Perchè il punto è sempre lo spunto: quando si inizia un discorso si sà sempre dove si vuole andare a parare, il problema è da dove partire e quale strada percorrere per raggiungere la destinazione desiderata.
Molte cose buone, ma queste meritano davvero:
“Scusami ma preferisco non continuare a scrivere, se non per dirti che la mia testa è piena di te, il mio cuore quasi. Devo solo stare attenta alla mia anima perchè quando arriverai anche lì non ci sarà più nulla da fare…”
“Vorrei un tuo bacio e dopo dartene uno mio, e dopo ancora mille nostri.”
“Quando nel mio pensiero entra l’idea di te, sembra tutto meraviglioso; poi sempre più meraviglioso e poi vorrei scappare, e nel mio scappare venire verso di te.”
Perchè?
Al di là del solletico all’ego, sono dense, appassionanti, ma soprattutto di una semplicità di fronte alla quale sono sempre stato completamente disarmato.
Naturalmente, è in casi come questi che la fuga rappresenta la miglior difesa, ed io sono fuggito, di fronte ad un fiume inarginabile.
Quanto tempo è passato da quelle parole? Tre anni? Si, quasi!
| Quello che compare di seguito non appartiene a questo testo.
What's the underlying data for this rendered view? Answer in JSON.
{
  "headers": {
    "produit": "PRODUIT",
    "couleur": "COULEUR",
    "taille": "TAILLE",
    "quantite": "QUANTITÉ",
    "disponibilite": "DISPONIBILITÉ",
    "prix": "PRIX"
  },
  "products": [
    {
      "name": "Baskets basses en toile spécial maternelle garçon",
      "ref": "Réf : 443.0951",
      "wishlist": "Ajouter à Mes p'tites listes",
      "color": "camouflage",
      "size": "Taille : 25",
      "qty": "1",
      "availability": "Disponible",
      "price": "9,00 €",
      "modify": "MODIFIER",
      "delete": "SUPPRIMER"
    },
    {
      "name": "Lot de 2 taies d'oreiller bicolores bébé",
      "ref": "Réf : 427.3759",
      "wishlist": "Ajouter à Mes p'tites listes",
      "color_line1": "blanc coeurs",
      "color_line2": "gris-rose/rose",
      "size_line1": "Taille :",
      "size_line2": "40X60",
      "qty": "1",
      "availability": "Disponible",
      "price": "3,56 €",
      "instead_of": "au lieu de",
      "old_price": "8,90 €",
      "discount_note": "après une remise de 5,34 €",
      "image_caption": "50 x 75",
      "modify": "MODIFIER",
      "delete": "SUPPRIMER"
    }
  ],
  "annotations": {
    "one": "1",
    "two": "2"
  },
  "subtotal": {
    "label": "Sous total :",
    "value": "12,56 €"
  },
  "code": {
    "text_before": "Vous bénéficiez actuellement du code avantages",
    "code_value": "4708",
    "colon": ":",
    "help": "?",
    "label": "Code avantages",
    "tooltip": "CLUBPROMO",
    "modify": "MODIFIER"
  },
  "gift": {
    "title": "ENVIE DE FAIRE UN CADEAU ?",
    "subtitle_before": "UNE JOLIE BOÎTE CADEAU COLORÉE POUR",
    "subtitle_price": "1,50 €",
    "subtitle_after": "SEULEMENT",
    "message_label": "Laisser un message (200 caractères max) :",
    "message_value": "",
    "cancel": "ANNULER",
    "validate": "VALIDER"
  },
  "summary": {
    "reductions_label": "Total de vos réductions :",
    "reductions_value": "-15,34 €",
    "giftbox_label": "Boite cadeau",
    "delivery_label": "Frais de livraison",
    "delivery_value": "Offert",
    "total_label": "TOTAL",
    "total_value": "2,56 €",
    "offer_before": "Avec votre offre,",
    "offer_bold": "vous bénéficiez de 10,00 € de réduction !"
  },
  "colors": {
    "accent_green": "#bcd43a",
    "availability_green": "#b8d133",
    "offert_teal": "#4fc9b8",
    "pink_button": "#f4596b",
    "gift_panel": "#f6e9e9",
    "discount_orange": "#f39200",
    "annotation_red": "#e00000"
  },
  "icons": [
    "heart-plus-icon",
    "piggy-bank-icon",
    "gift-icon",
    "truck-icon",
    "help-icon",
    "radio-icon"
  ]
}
La distanza quasi altrettanti.. poi la convinzione della storia impossibile non è più di uno soltanto, ma comune ad entrambi facilita i riavvicinamenti, quelli in cui come superstiti d’una guerra si torna sul campo di battaglia a vedere cosa si è salvato.
Parliamo della nostre ansie odierne, e vedo meglio le nostre differenze: se nessuno di noi si tira indietro di fronte agli impegni assunti, abbiamo tempi diversi per assumerne: per Giorgia l’impegno personale è quasi immediato, io invece lo penso, lo medito, cerco di capire se posso, devo, se mi piace farlo, le mie decisioni sono spesso faticose.
Sul rallentamento pesano i fallimenti a cui non ho ancora trovato rimedio psicologico, ma fino ad allora somigliavo moltissimo a Giorgia, e come Giorgia ho preso sonore batoste e cantonate, ostinandomi a credere ciecamente in cose o persone fino a trasformarle in illusione.
Sto lì a sbirciare i suoi occhietti azzurri che guizzano dappertutto e non posso non domandarmelo se io non sia un pò deficiente: si spendono chissà quante energie nel tentativo di riuscire a farsi amare da qualcuno, dimenticando che non è così che le cose vanno.
Gli incontri sono sempre casuali, le passioni automatiche, i sentimenti che ci legano sono diversi dall’abitudine a starsi accanto che a volte ci fa insopportabili, e direttamente proporzionali: più siamo legati, più ci sopportiamo male, scomodi ma indispensabili.
E mentre osservo vedo tutti i presupposti che la nostra storia aveva per funzionare, la capacità di ridere, giocare, starsi accanto e sostenersi, cercarsi, nulla si è perduto in questo tempo eccetto la voglia di crederci, chi prima, chi dopo.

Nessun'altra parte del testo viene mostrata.